There are at least five anti-Plant Wars groups on Facebook, although most of them are in Italian (such as “Un grandissimo fanculo a plantwars,” which translates to “A big fuck to plantwars”). It wasn’t us, guys, promise!

MySQL Date Functions and Determining if a User is Active

I learn something every time I look at the MySQL Reference Manual: Date and Time Functions.  I should really look at it more often.

Too often – always – I do not have enough time to spend time adding new features to Plant Wars.  Between having a full time day job and a baby at home, I’m a little pressed for time. That means that as soon as I come up with a way to do something, I hit the ground running. This means I typically end up with very sub-optimal solutions.

As a rather embarrassing example, consult the following code snippet I was using to determine if a user had been active in the past 10 minutes. Any time a user is active, the LastActive attribute in the Users table is updated. Here, this value has been stored in the $lastActive variable.

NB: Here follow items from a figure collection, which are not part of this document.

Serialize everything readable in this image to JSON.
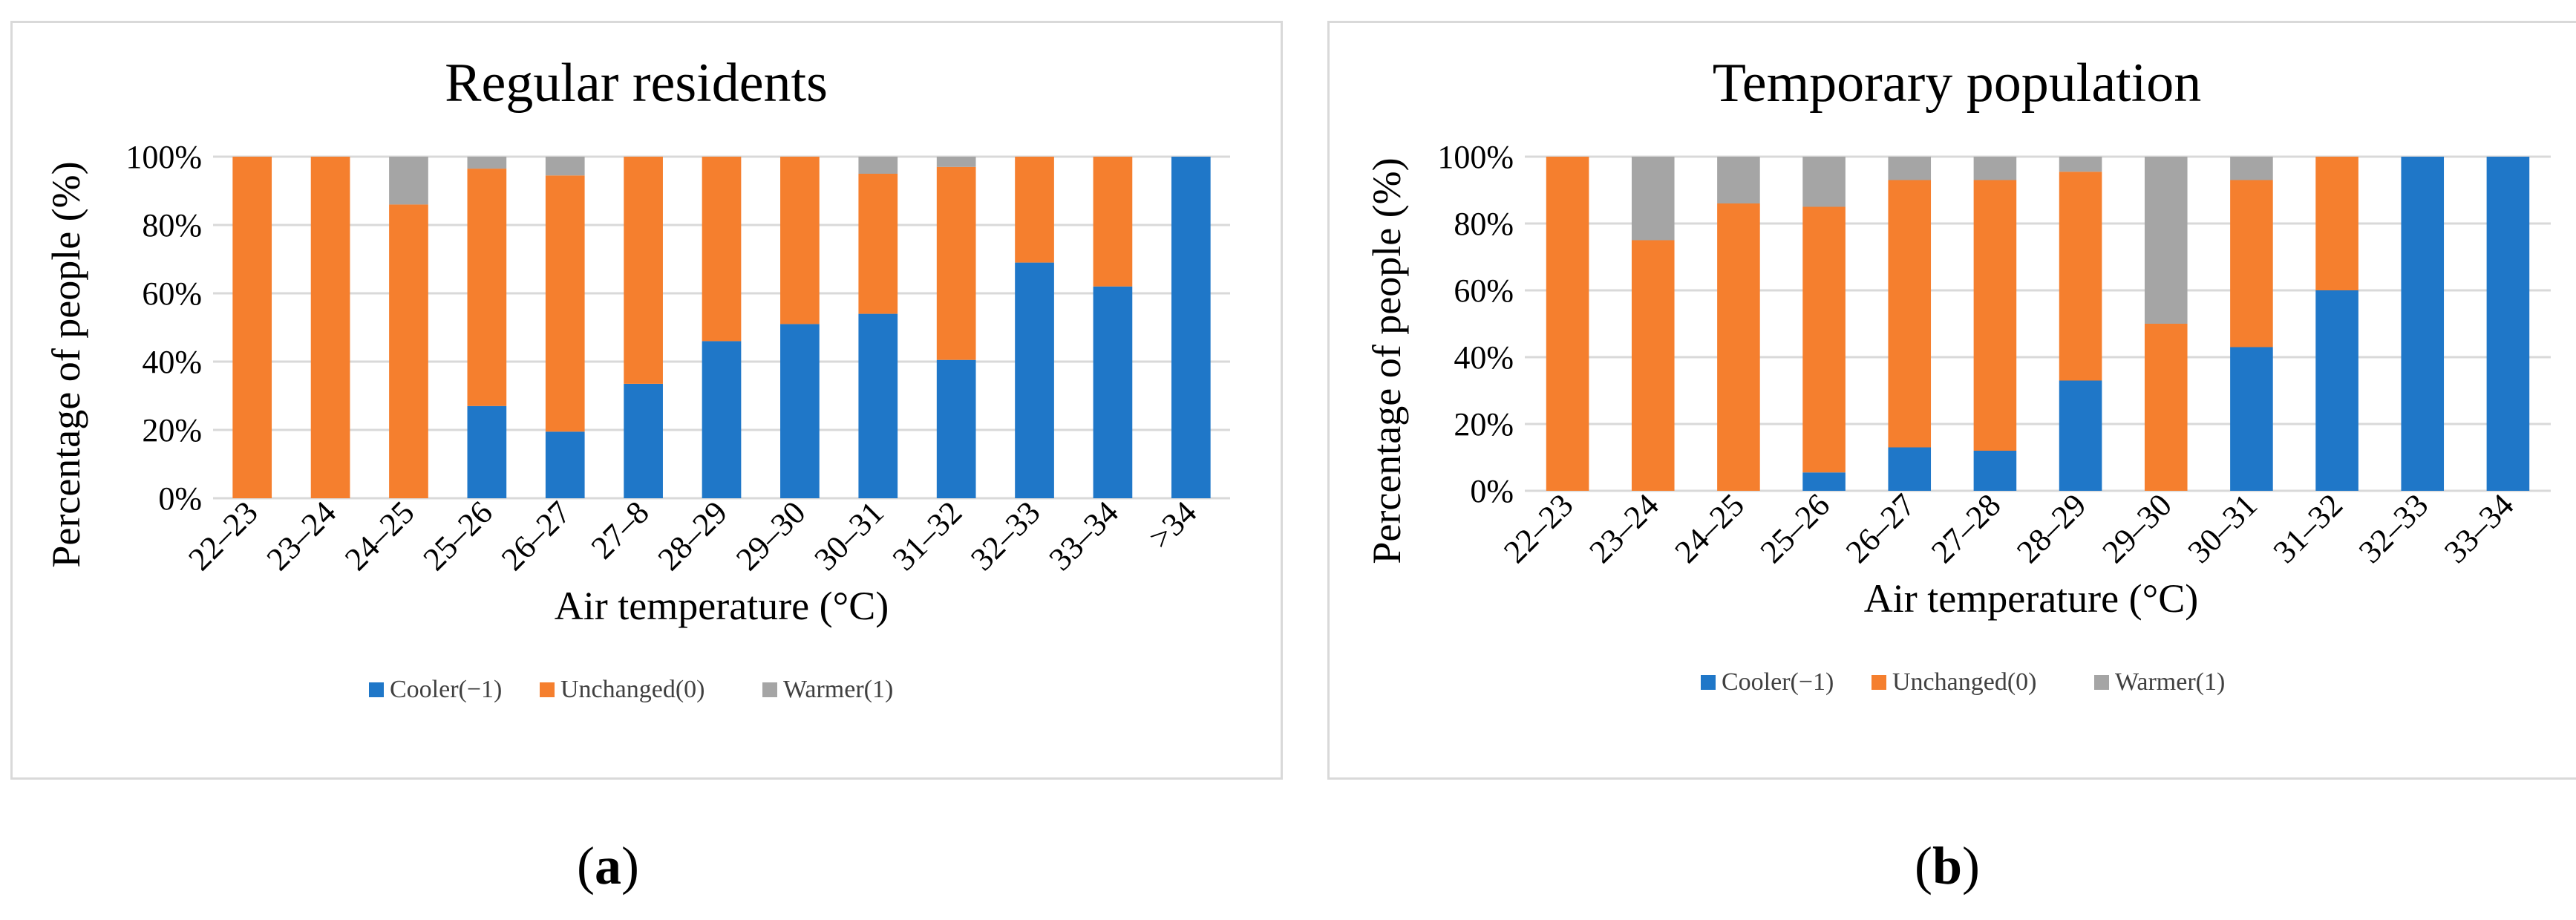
{
  "colors": {
    "cooler": "#1F77C8",
    "unchanged": "#F57F2E",
    "warmer": "#A5A5A5",
    "grid": "#d9d9d9"
  },
  "legend": [
    "Cooler(−1)",
    "Unchanged(0)",
    "Warmer(1)"
  ],
  "sub_labels": [
    "a",
    "b"
  ],
  "chart_data": [
    {
      "type": "bar",
      "stacked": true,
      "title": "Regular residents",
      "xlabel": "Air temperature (°C)",
      "ylabel": "Percentage of people (%)",
      "ylim": [
        0,
        100
      ],
      "yticks": [
        "0%",
        "20%",
        "40%",
        "60%",
        "80%",
        "100%"
      ],
      "categories": [
        "22–23",
        "23–24",
        "24–25",
        "25–26",
        "26–27",
        "27–8",
        "28–29",
        "29–30",
        "30–31",
        "31–32",
        "32–33",
        "33–34",
        ">34"
      ],
      "series": [
        {
          "name": "Cooler(−1)",
          "values": [
            0,
            0,
            0,
            27,
            19.5,
            33.5,
            46,
            51,
            54,
            40.5,
            69,
            62,
            100
          ]
        },
        {
          "name": "Unchanged(0)",
          "values": [
            100,
            100,
            86,
            69.5,
            75,
            66.5,
            54,
            49,
            41,
            56.5,
            31,
            38,
            0
          ]
        },
        {
          "name": "Warmer(1)",
          "values": [
            0,
            0,
            14,
            3.5,
            5.5,
            0,
            0,
            0,
            5,
            3,
            0,
            0,
            0
          ]
        }
      ]
    },
    {
      "type": "bar",
      "stacked": true,
      "title": "Temporary population",
      "xlabel": "Air temperature (°C)",
      "ylabel": "Percentage of people (%)",
      "ylim": [
        0,
        100
      ],
      "yticks": [
        "0%",
        "20%",
        "40%",
        "60%",
        "80%",
        "100%"
      ],
      "categories": [
        "22–23",
        "23–24",
        "24–25",
        "25–26",
        "26–27",
        "27–28",
        "28–29",
        "29–30",
        "30–31",
        "31–32",
        "32–33",
        "33–34"
      ],
      "series": [
        {
          "name": "Cooler(−1)",
          "values": [
            0,
            0,
            0,
            5.5,
            13,
            12,
            33,
            0,
            43,
            60,
            100,
            100
          ]
        },
        {
          "name": "Unchanged(0)",
          "values": [
            100,
            75,
            86,
            79.5,
            80,
            81,
            62.5,
            50,
            50,
            40,
            0,
            0
          ]
        },
        {
          "name": "Warmer(1)",
          "values": [
            0,
            25,
            14,
            15,
            7,
            7,
            4.5,
            50,
            7,
            0,
            0,
            0
          ]
        }
      ]
    }
  ]
}
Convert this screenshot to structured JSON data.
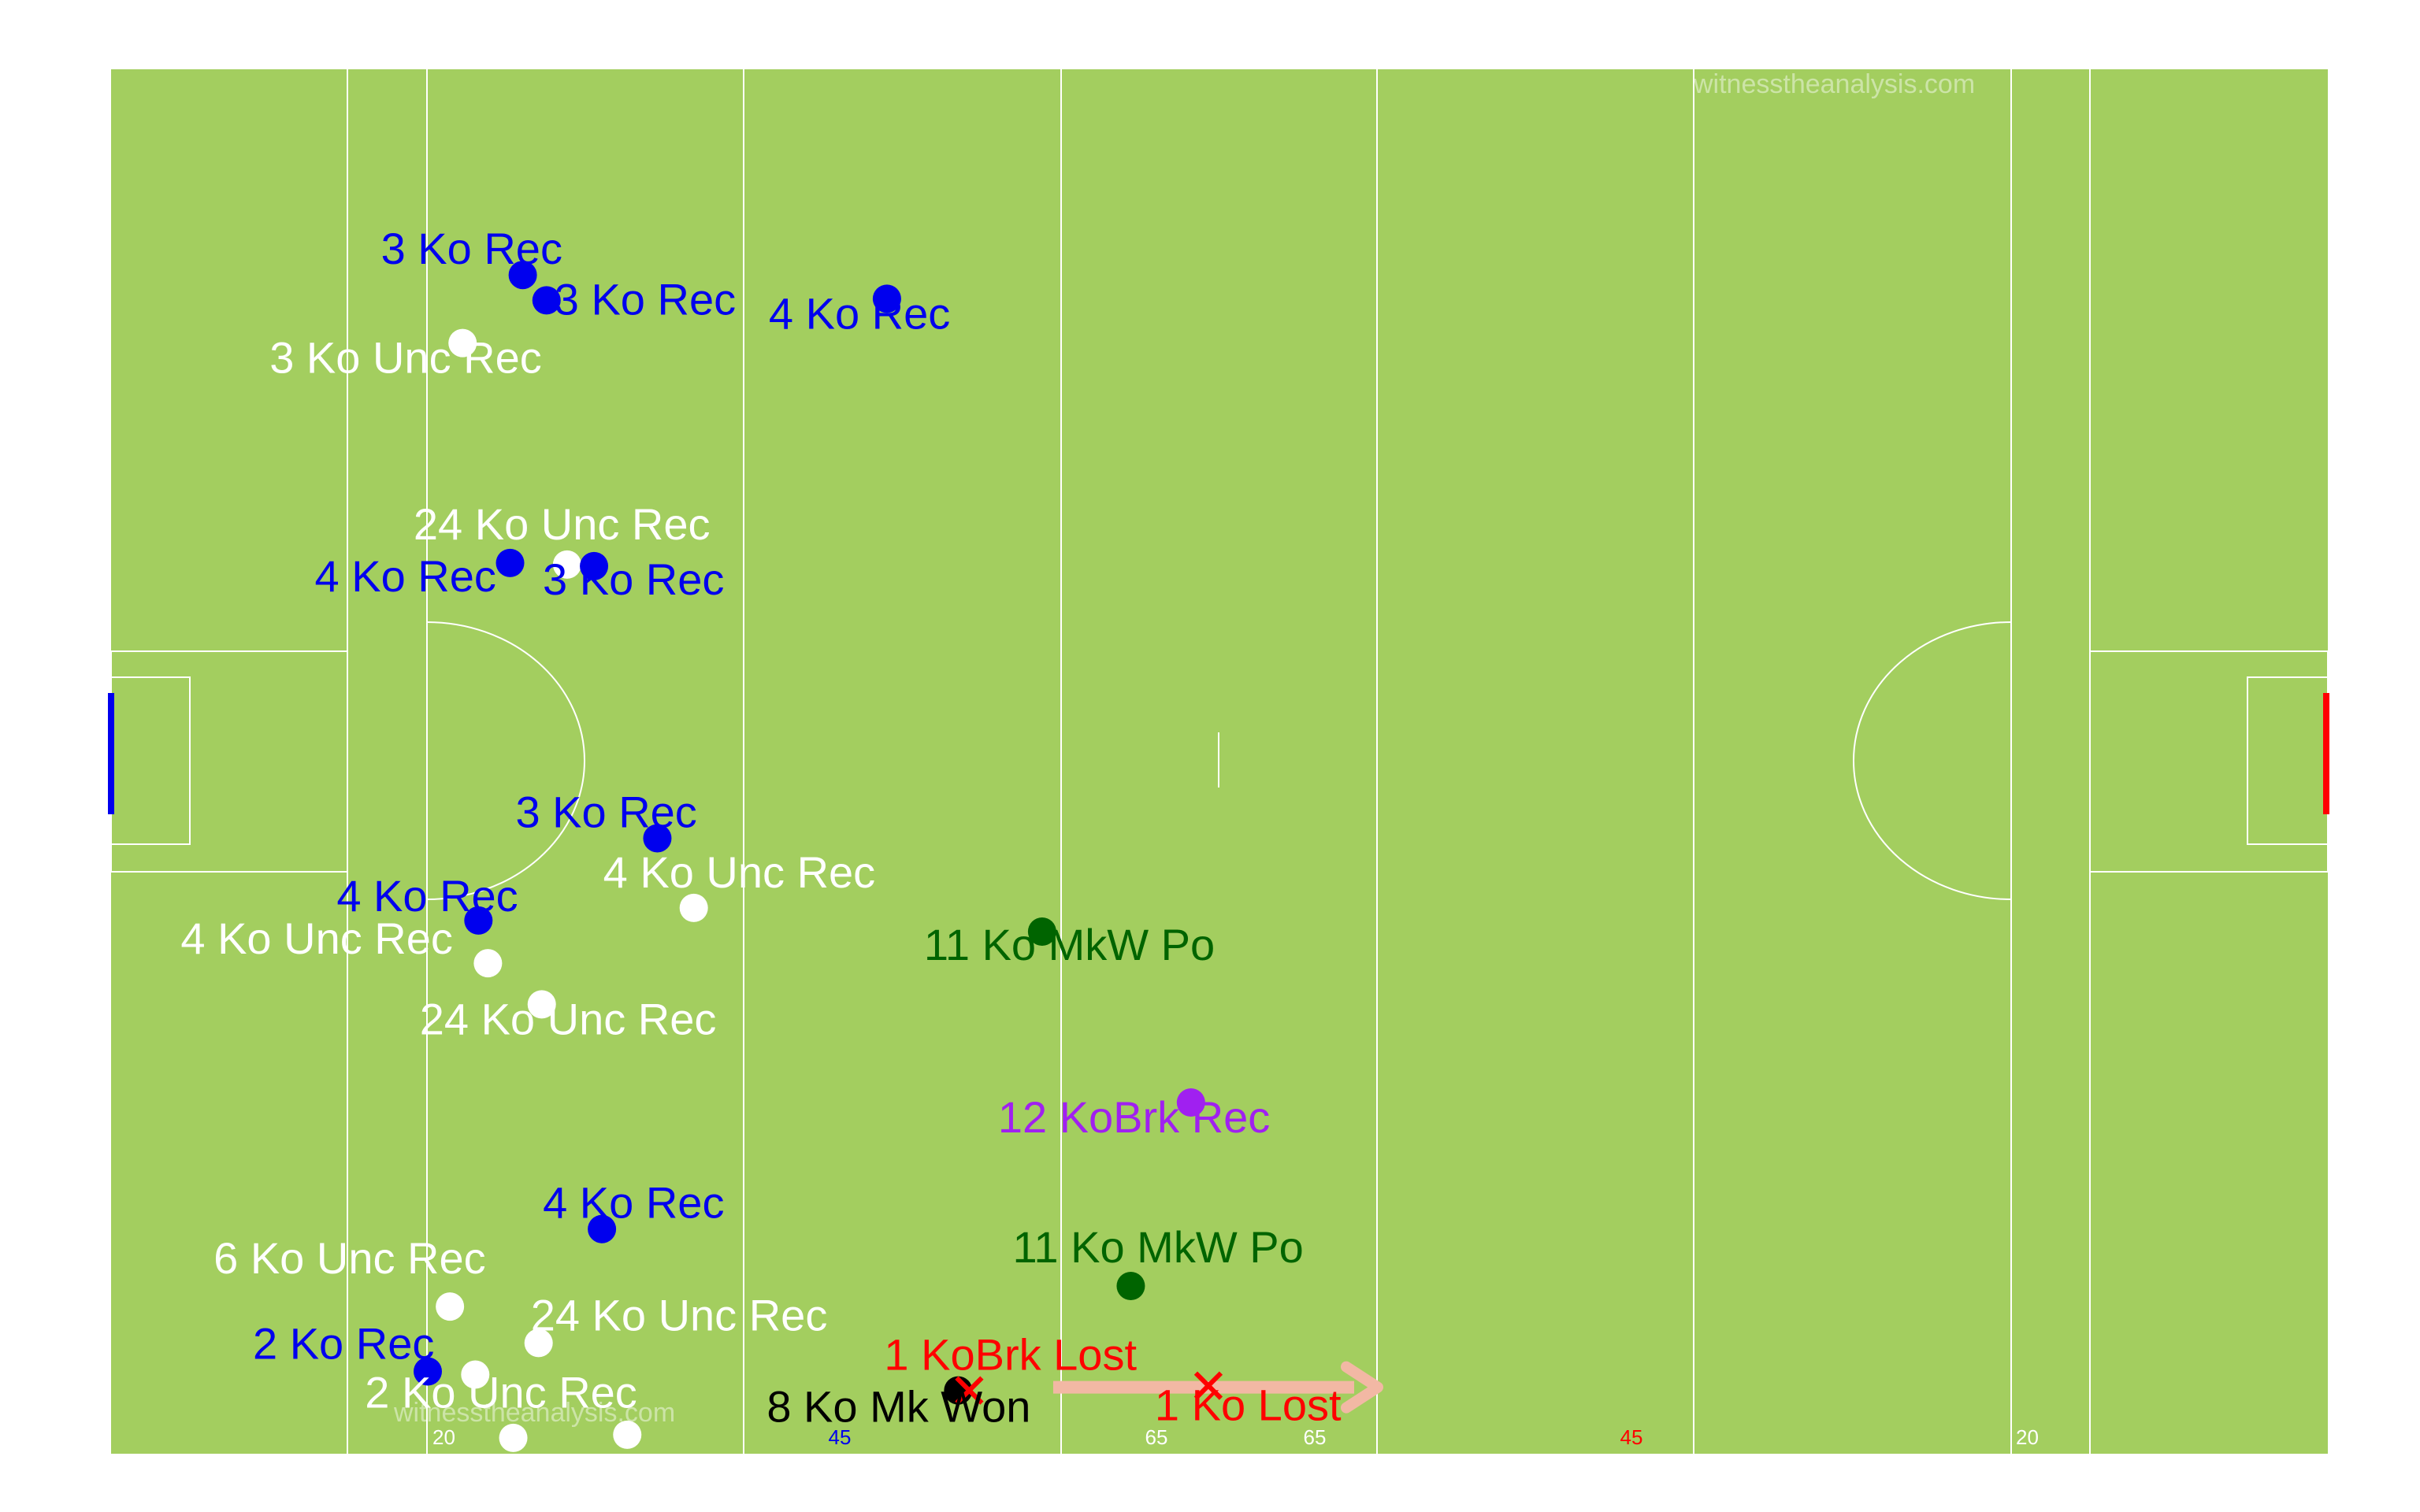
{
  "watermark": "witnesstheanalysis.com",
  "colors": {
    "pitch": "#a3ce5f",
    "line": "#ffffff",
    "blue": "#0000ee",
    "white": "#ffffff",
    "darkgreen": "#006400",
    "purple": "#a020f0",
    "red": "#ff0000",
    "black": "#000000",
    "arrow": "#f2b8a4"
  },
  "chart_data": {
    "type": "scatter",
    "title": "",
    "xlabel": "",
    "ylabel": "",
    "xlim": [
      0,
      140
    ],
    "ylim": [
      0,
      87.5
    ],
    "grid": false,
    "yard_markers": [
      {
        "x": 20,
        "label": "20",
        "color": "#ffffff"
      },
      {
        "x": 45,
        "label": "45",
        "color": "#0000ee"
      },
      {
        "x": 65,
        "label": "65",
        "color": "#ffffff"
      },
      {
        "x": 65,
        "label": "65",
        "color": "#ffffff",
        "far": true
      },
      {
        "x": 45,
        "label": "45",
        "color": "#ff0000",
        "far": true
      },
      {
        "x": 20,
        "label": "20",
        "color": "#ffffff",
        "far": true
      }
    ],
    "points": [
      {
        "x": 26.0,
        "y": 74.5,
        "label": "3 Ko Rec",
        "color": "#0000ee",
        "marker": "dot"
      },
      {
        "x": 27.5,
        "y": 72.9,
        "label": "3 Ko Rec",
        "color": "#0000ee",
        "marker": "dot"
      },
      {
        "x": 49.0,
        "y": 73.0,
        "label": "4 Ko Rec",
        "color": "#0000ee",
        "marker": "dot"
      },
      {
        "x": 22.2,
        "y": 70.2,
        "label": "3 Ko Unc Rec",
        "color": "#ffffff",
        "marker": "dot"
      },
      {
        "x": 28.8,
        "y": 56.2,
        "label": "24 Ko Unc Rec",
        "color": "#ffffff",
        "marker": "dot"
      },
      {
        "x": 25.2,
        "y": 56.3,
        "label": "4 Ko Rec",
        "color": "#0000ee",
        "marker": "dot"
      },
      {
        "x": 30.5,
        "y": 56.1,
        "label": "3 Ko Rec",
        "color": "#0000ee",
        "marker": "dot"
      },
      {
        "x": 34.5,
        "y": 38.9,
        "label": "3 Ko Rec",
        "color": "#0000ee",
        "marker": "dot"
      },
      {
        "x": 36.8,
        "y": 34.5,
        "label": "4 Ko Unc Rec",
        "color": "#ffffff",
        "marker": "dot"
      },
      {
        "x": 23.2,
        "y": 33.7,
        "label": "4 Ko Rec",
        "color": "#0000ee",
        "marker": "dot"
      },
      {
        "x": 23.8,
        "y": 31.0,
        "label": "4 Ko Unc Rec",
        "color": "#ffffff",
        "marker": "dot"
      },
      {
        "x": 27.2,
        "y": 28.4,
        "label": "24 Ko Unc Rec",
        "color": "#ffffff",
        "marker": "dot"
      },
      {
        "x": 58.8,
        "y": 33.0,
        "label": "11 Ko MkW Po",
        "color": "#006400",
        "marker": "dot"
      },
      {
        "x": 68.2,
        "y": 22.2,
        "label": "12 KoBrk Rec",
        "color": "#a020f0",
        "marker": "dot"
      },
      {
        "x": 31.0,
        "y": 14.2,
        "label": "4 Ko Rec",
        "color": "#0000ee",
        "marker": "dot"
      },
      {
        "x": 21.4,
        "y": 9.3,
        "label": "6 Ko Unc Rec",
        "color": "#ffffff",
        "marker": "dot"
      },
      {
        "x": 64.4,
        "y": 10.6,
        "label": "11 Ko MkW Po",
        "color": "#006400",
        "marker": "dot"
      },
      {
        "x": 27.0,
        "y": 7.0,
        "label": "24 Ko Unc Rec",
        "color": "#ffffff",
        "marker": "dot"
      },
      {
        "x": 20.0,
        "y": 5.2,
        "label": "2 Ko Rec",
        "color": "#0000ee",
        "marker": "dot"
      },
      {
        "x": 23.0,
        "y": 5.0,
        "label": "2 Ko Unc Rec",
        "color": "#ffffff",
        "marker": "dot"
      },
      {
        "x": 53.5,
        "y": 4.0,
        "label": "8 Ko Mk Won",
        "color": "#000000",
        "marker": "dot"
      },
      {
        "x": 54.2,
        "y": 4.0,
        "label": "1 KoBrk Lost",
        "color": "#ff0000",
        "marker": "cross"
      },
      {
        "x": 69.3,
        "y": 4.3,
        "label": "1 Ko Lost",
        "color": "#ff0000",
        "marker": "cross"
      },
      {
        "x": 25.4,
        "y": 1.0,
        "label": "",
        "color": "#ffffff",
        "marker": "dot"
      },
      {
        "x": 32.6,
        "y": 1.2,
        "label": "",
        "color": "#ffffff",
        "marker": "dot"
      }
    ],
    "arrows": [
      {
        "x1": 59.5,
        "y1": 4.2,
        "x2": 80.0,
        "y2": 4.2,
        "color": "#f2b8a4"
      }
    ]
  }
}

$lastActive = explode(" ", $lastActive);
$date = explode("-", $lastActive[0]);
$time = explode(":", $lastActive[1]);
$online = false;
if (date("d") == $date[2] && date("m") == $date[1] && date("Y") == $date[0]) { // user was active today
   if (date("H") == $time[0] && date("i") <= $time[1]+10) { // user was active in last 10 minutes - MODIFY TO CHECK IF USER WAS ACTIVE IN LAST 10 MINUTES EVEN THOUGH IT WAS THE PREVIOUS HOUR OF THE DAY
      $online = true;

As you can see, even doing it in this ridiculously drawn out way, it still would mess up if, for example, a user had been inactive at 4:59 and it is now 5:01.

After consulting the MySQL date functions again, I have come up with a much more eloquent (and sensible) solution:

	$query = "SELECT *, NOW()<DATE_ADD(LastActive, INTERVAL 10 MINUTE) AS Active FROM Users WHERE Id='".$id."'";
	$result = mysql_query($query);
	$row = mysql_fetch_assoc($result);

Now to test if a user has been active in the past 10 minutes, I just check if ($row["Active"]).

To explain, NOW() returns the current date and time. DATE_ADD(date, INTERVAL expression unit) adds the specified amount to the date. Don’t use plural units (MINUTE is correct, MINUTES is not).

To summarize, it is best to do your research into the capabilities your available tools, as it will often save you time, make your application faster, your code more readable, and just generally be a better solution.

Update 3/3/2009

As wwosik pointed out on reddit, this is an acceptable solution for determining if a single user has been active in the past 10 minutes. But what if you want to find all active users? It is costly to have MySQL execute the date functions for every row when it is unnecessary.

To solve this problem, we need to calculate the date/time 10 minutes in the past and then we can just store this value and compare the LastActive attribute of each row to it, without needing to calculate it for every user.

To do this, I use the mktime() and date() functions.

// int mktime ([ int $hour= date("H") [, int $minute= date("i") [, int $second= date("s") [, int $month= date("n") [, int $day= date("j") [, int $year= date("Y") [, int $is_dst= -1 ]]]]]]] )
$activeThresholdUnix = mktime(date("H"), date("i")-10, date("s"), date("m"), date("d"), date("Y"));
// Since mktime returns the Unix timestamp, we need to convert it into something comparable with the SQL timestamp
$activeThreshold = date("Y-m-d H:i:s", $activeThresholdUnix);
$query = "SELECT Id, Name, Level FROM Users WHERE LastActive>'".$activeThreshold."' ORDER BY Level DESC";

There is probably a better way to calculate the time 10 minutes ago, but this is certainly a step in the right direction; it is much more efficient than performing unnecessary calculations for every row.